Coursework Web Applications and Reports

Distance Learning with Blackboard

During the ISLT 9471: Instructional Systems Design course, I collaborated with student colleagues to develop an instructional site for MU Direct graduate students recently enrolled in an online Blackboard course. The purpose of the site was to familiarize and guide users through the Blackboard platform to build their confidence and demonstrate how utilizing specific Blackboard tools and features can contribute to a student’s success in their Blackboard courses. The Web site provides demonstrations for specific tasks that Blackboard users need to know when getting started, navigating, communicating, and managing files. Project artifacts include the Web site and final project report.

Graduate Student Progress System Enhancements

Artifact:
Link to ReportProject Report

During the ISLT 9410: Human Computer Interaction course, I employed a situated action approach and ethnographic methods to 1) analyze a problem, 2) design a solution, and 3) develop a plan to evaluate system performance outcomes for enhancement to a Graduate Student Progress System (GSPS). Project artifact includes the final report.

Needs Assessment Report: Documenting Patient Education on Patient Teaching Records

Artifact:
Link to ReportProject Report

During the ISLT 9474: Needs Assessment course, I identified a performance problem at my workplace—a health care system—in which policies and regulatory requirements states that every patient’s chart must include a completed Patient Teaching Record (PTR).

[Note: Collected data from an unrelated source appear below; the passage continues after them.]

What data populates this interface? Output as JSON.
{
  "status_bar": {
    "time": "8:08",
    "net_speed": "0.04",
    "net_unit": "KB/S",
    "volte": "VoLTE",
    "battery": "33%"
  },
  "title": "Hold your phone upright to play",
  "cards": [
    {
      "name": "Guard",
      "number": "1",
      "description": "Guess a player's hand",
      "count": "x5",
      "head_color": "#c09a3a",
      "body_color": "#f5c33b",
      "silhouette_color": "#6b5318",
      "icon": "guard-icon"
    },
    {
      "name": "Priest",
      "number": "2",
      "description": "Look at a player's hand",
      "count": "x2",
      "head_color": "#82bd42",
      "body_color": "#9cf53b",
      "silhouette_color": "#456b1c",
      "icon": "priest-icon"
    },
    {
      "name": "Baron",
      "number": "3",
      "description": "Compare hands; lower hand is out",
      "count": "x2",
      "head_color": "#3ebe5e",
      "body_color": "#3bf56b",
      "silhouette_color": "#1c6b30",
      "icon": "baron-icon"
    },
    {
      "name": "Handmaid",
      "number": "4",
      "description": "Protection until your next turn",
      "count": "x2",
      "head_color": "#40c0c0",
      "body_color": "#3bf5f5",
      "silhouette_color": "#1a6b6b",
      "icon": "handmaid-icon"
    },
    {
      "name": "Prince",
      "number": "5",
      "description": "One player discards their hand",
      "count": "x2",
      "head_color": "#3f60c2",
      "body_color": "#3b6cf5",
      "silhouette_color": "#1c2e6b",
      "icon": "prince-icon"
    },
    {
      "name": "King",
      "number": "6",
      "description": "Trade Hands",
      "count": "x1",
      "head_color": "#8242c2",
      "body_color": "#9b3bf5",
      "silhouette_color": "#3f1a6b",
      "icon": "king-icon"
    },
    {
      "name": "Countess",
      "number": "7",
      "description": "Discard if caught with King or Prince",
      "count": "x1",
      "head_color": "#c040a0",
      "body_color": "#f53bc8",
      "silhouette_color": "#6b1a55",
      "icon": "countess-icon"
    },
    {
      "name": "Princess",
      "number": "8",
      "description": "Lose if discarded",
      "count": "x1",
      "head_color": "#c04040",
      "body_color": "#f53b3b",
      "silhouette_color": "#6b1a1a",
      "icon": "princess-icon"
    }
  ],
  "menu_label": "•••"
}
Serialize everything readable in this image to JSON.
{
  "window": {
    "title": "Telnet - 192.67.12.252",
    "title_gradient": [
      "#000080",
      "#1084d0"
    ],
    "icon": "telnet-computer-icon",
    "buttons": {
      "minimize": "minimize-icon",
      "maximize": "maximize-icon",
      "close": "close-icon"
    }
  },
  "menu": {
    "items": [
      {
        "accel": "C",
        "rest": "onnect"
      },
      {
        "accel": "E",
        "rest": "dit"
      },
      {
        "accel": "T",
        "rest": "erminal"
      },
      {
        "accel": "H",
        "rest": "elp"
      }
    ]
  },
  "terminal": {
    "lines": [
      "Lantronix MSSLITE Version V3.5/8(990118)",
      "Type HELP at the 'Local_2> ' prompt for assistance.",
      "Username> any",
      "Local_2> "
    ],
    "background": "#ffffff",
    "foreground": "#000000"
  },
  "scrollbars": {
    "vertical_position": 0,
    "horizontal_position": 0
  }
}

Monthly audits of patient’s charts showed that overall only 10 to 25 percent of patient records included a completed PTR. I conducted a needs assessment using Dr. John Wedman’s Performance Pyramid as a guide. Data was gathered using techniques such as extant data analysis, interviews, observations, and surveys, and I identified instructional and non-instructional solutions to the performance problem. Project artifact includes the final report.

Evaluation Report: A.T. Still University’s School of Health Management’s Faculty Orientation Course

Artifact:
Link to ReportProject Report

During the ISLT 9455: Formative and Summative Evaluation of Instruction course, I collaborated with colleagues to develop an evaluation plan for A.T. Still University’s School of Health Management (ATSU SHM) new faculty orientation course SHM-FAC 100. The plan outlined an evaluation study, with both formative and summative components, designed to assist data-driven decisions regarding the ongoing improvement and effectiveness of SHM-FAC 100. Specifically, the formative component would assist the client as they identify course, faculty handbook, and delivery system improvements prior to the course release in July 2009. The summative component would investigate the course’s effectiveness at preparing faculty for facilitating online courses at ATSU. Project artifact includes the final project report.

References

Bell, P. (2004). On the Theoretical Breadth of Design-Based Research in Education. Educational Psychologist, 39(4), 243–253.

Dumas, J. S., & Redish, J. (1999). A Practical Guide to Usability Testing. Intellect Books.

Isaacs, E., & Walendowski, A. (2001). Designing from Both Sides of the Screen: How Designers and Engineers Can Collaborate to Build Cooperative Technology. Indianapolis, Ind: Sams.

Nielson, J. (1995). 10 Usability Heuristics for User Interface Design. Available at http://www.nngroup.com/articles/ten-usability-heuristics/.

Rogers, E. M. (2003). Diffusion of Innovations, 5th Edition (5th edition). New York: Free Press.

Suchman, L. A. (1983). Office Procedure As Practical Action: Models of Work and System Design. ACM Trans. Inf. Syst., 1(4), 320–328.

Suchman, L. (1995). Making Work Visible. Commun. ACM, 38(9), 56–64.